In una tale situazione, dire al paziente che può essere amato, che tutto va bene, significa essere cieco alla sua confusione, al suo dolore ed alla sua disperazione. Non sentire la sua rabbia, spesso presente sotto forma di rabbia omicida, significa fallire nella comprensione della lotta del paziente per trovare la sua identità ed il suo Sé. Il terapeuta potrebbe rimanere nella posizione di considerare che sta al paziente rivelare e descrivere il suo problema interiore; ma se un paziente potesse fare ciò, perché avrebbe bisogno dell’aiuto di un terapeuta? I pazienti sanno che c’è qualcosa che va male, perché non si sentono bene e non sono in grado di venirne a capo, ma sono confusi.

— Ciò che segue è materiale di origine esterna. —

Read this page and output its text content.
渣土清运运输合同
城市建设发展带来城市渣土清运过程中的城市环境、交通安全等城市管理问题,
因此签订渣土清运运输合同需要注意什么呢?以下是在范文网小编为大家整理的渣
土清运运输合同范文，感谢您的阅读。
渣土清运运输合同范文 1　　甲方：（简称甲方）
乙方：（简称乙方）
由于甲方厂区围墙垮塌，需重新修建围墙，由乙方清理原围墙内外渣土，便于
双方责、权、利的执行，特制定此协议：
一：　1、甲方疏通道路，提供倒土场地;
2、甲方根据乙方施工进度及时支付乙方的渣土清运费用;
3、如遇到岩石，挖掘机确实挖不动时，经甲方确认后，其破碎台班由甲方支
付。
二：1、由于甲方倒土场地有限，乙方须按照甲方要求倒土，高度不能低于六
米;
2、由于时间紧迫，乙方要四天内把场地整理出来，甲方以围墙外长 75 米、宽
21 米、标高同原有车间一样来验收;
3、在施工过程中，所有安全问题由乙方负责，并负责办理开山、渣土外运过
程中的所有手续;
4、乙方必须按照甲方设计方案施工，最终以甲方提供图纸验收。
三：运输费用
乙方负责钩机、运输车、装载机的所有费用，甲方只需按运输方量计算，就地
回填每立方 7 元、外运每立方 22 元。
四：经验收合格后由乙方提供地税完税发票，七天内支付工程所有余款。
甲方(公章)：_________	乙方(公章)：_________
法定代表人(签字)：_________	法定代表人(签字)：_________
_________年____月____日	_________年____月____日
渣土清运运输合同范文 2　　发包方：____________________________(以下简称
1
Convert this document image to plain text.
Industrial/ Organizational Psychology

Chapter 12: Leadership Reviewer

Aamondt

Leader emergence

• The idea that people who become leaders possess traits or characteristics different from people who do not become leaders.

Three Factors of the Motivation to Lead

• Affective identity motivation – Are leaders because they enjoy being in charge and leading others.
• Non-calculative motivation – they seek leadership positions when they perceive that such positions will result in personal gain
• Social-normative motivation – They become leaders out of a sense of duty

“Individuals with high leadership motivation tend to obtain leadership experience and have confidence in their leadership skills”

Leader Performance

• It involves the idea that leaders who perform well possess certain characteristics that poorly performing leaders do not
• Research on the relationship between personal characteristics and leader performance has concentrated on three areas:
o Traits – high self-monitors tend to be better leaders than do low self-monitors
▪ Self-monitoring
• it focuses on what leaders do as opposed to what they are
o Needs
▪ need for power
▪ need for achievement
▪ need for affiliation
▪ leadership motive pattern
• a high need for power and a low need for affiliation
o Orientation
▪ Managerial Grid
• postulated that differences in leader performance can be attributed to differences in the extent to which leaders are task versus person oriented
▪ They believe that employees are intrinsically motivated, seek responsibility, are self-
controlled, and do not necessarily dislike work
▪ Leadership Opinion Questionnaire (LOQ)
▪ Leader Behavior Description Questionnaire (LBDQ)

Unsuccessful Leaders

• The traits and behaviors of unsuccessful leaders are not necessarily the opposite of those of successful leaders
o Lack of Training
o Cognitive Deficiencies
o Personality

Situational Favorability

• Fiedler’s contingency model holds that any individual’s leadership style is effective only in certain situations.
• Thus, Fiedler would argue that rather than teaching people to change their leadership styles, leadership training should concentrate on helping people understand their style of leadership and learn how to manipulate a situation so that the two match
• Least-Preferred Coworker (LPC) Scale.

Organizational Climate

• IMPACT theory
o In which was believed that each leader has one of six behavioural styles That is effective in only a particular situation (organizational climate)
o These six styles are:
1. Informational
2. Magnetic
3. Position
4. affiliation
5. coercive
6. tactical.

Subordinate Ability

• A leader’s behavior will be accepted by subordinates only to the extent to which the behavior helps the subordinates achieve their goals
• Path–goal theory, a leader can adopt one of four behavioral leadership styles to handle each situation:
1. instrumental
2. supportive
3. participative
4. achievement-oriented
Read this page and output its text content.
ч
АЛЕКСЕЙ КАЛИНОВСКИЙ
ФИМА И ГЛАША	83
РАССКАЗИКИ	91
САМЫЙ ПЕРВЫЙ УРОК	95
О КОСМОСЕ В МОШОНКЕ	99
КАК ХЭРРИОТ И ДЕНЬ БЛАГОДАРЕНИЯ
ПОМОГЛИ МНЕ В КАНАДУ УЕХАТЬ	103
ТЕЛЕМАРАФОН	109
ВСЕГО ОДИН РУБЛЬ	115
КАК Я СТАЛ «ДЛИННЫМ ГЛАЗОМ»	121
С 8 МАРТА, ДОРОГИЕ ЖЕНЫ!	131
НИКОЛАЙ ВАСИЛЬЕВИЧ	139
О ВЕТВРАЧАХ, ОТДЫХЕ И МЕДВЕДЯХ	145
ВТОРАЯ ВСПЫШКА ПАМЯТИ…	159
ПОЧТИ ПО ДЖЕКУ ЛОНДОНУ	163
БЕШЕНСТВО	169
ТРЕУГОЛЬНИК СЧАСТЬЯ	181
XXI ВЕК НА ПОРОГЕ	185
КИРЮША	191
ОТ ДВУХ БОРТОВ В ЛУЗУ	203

Agire in contrapposizione a queste richieste, ribellarsi all’autorità non apporta una migliore soluzione. Sia l’uno che l’altro di questi atteggiamenti portano ad una lotta che perpetua la disperazione. Il problema è che il paziente ha perso o abbandonato il suo Sé e non ha una guida interiore che lo aiuti ad agire in un modo positivo per se stesso. Sentendosi confuso, si rivolge a un terapeuta in modo da essere guidato nella ricerca del suo Sé. In questa ricerca il terapeuta è una guida. Ma una guida è valida solo nella misura in cui ha familiarità con il terreno attraverso il quale dovrà guidare la persona.
Acquisirà questa conoscenza solo se avrà personalmente esplorato questo terreno ed avrà trovato la via per raggiungere il proprio Sé; cioè quel Sé che ha abbandonato quando, bambino, ha perso la sua innocenza. Perdendo l’innocenza ha perso anche la capacità di vedere con gli occhi chiari e innocenti del bambino.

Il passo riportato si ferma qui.